Regarding the structural components, we identified that schizophrenia patients with PNS showed abnormalities in the cerebello-thalamo-cortical network. In fact, altered cerebello-thalamo-cortical circuits in schizophrenia patients has generally been well-supported in the literature, and such neural correlates appeared to be independent of the illness stage54,55,56,57,58,59,60 and medication confounds61. In addition, a recent study proposed a multimodal classification to classify schizophrenia patients and healthy controls by combined structural and functional features, and found that the most distinguishing features between the two groups included the cerebello-thalamo-cortical circuits62. Taken together, pathological processes in the cerebello-thalamo-cortical connectivity may be a putative biomarker for schizophrenia.

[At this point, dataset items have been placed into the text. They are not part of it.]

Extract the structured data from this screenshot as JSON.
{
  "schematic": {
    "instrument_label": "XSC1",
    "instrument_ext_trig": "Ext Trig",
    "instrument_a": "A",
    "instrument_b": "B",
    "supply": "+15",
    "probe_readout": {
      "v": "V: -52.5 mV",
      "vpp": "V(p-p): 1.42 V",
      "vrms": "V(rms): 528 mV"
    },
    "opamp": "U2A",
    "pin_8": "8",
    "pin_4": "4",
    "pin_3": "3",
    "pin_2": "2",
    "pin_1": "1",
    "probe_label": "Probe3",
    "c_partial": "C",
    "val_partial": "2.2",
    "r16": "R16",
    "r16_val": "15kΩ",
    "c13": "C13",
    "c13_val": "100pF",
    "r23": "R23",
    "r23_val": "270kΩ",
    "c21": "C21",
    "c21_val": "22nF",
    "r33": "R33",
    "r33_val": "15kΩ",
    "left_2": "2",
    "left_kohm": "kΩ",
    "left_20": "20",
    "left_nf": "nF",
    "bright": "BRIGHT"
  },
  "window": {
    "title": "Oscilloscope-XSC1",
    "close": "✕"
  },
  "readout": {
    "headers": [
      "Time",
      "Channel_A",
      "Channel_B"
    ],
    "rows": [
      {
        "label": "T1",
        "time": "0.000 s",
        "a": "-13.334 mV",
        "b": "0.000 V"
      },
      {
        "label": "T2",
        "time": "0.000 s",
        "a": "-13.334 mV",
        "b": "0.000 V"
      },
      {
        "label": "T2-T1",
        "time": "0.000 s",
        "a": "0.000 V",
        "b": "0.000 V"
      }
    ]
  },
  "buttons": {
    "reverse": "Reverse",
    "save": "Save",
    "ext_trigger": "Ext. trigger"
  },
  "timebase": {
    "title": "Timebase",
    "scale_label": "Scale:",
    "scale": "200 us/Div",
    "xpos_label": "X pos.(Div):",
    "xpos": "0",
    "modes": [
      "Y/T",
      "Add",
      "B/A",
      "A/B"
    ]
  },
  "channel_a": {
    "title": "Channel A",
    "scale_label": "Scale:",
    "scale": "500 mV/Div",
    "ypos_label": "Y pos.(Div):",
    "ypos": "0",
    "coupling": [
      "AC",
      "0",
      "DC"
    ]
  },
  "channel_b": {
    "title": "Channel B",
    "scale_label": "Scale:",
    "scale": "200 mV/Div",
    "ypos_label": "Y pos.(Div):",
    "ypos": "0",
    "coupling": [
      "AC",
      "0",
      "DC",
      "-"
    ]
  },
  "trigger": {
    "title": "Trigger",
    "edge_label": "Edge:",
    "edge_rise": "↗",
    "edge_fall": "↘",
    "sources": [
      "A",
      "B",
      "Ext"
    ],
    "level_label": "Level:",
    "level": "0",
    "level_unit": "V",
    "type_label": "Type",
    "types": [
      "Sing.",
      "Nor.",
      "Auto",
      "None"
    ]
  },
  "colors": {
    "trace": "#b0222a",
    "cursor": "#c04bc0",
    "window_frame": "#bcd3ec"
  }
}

Our findings also suggested that the abnormal cerebello-thalamo-cortical networks were associated with negativity symptoms severity in schizophrenia patients with PNS. Partly consistent with our results, a recent fMRI study reported that cerebello-thalamo-cortical connectivity disturbances in schizophrenia patients were not directly correlated with negative symptoms at baseline but correlated with the changes of negative symptoms in the long term61. Longitudinal study could reduce the confounding effect of intra-individual heterogeneity by using each subject as his or her own control. Cao et al.’s61 findings indicated that the cerebello-thalamo-cortical connectivity disturbances may predict negative symptoms-associated functional outcomes in schizophrenia patients. Our preliminary findings suggested that abnormal structural networks in cerebello-thalamo-cortical circuits may constitute an “anatomical basis” for the functional abnormality in cerebello-thalamo-cortical connectivity in schizophrenia patients. Interestingly, another study using repetitive transcranial magnetic stimulation (TMS) had targeted at the cerebellar-prefrontal connectivity in schizophrenia patients and reported reduced negative symptoms after TMS treatment63. Taken together, dysfunctional connectivity of cerebello-thalamo-cortical network may play a critical role in the pathophysiology of the negative symptoms in schizophrenia.

This study has several notable limitations. First, our sample size was very small, and we did not adjust for multiple comparisons, otherwise our findings would become non-significant. The use of such a small sample did not allow use to apply stringent statistical analyses for adjusting multiple comparisons. However, our unadjusted findings converged, and were generally consistent with the previous literature showing altered DMN network46 and cerebello-thalamo-cortical network disturbances58 in schizophrenia. Third, we did not recruit schizophrenia patients without PNS as a comparison group. Future study should include well-matched schizophrenia groups with and without PNS to examine whether the identified imaging features in our study would be specific to schizophrenia patients with PNS. Fourth, some of our clinical participants received antipsychotic medication. The potential confounds of antipsychotic medication on brain networks should be further clarified in future study.

To conclude, our preliminary findings suggested that schizophrenia patients with PNS showed aberrant DMN functional network and disrupted cerebello-thalamo-cortical structural network. Altered cerebello-thalamo-cortical network may be a putative biomarker for negative symptoms in schizophrenia.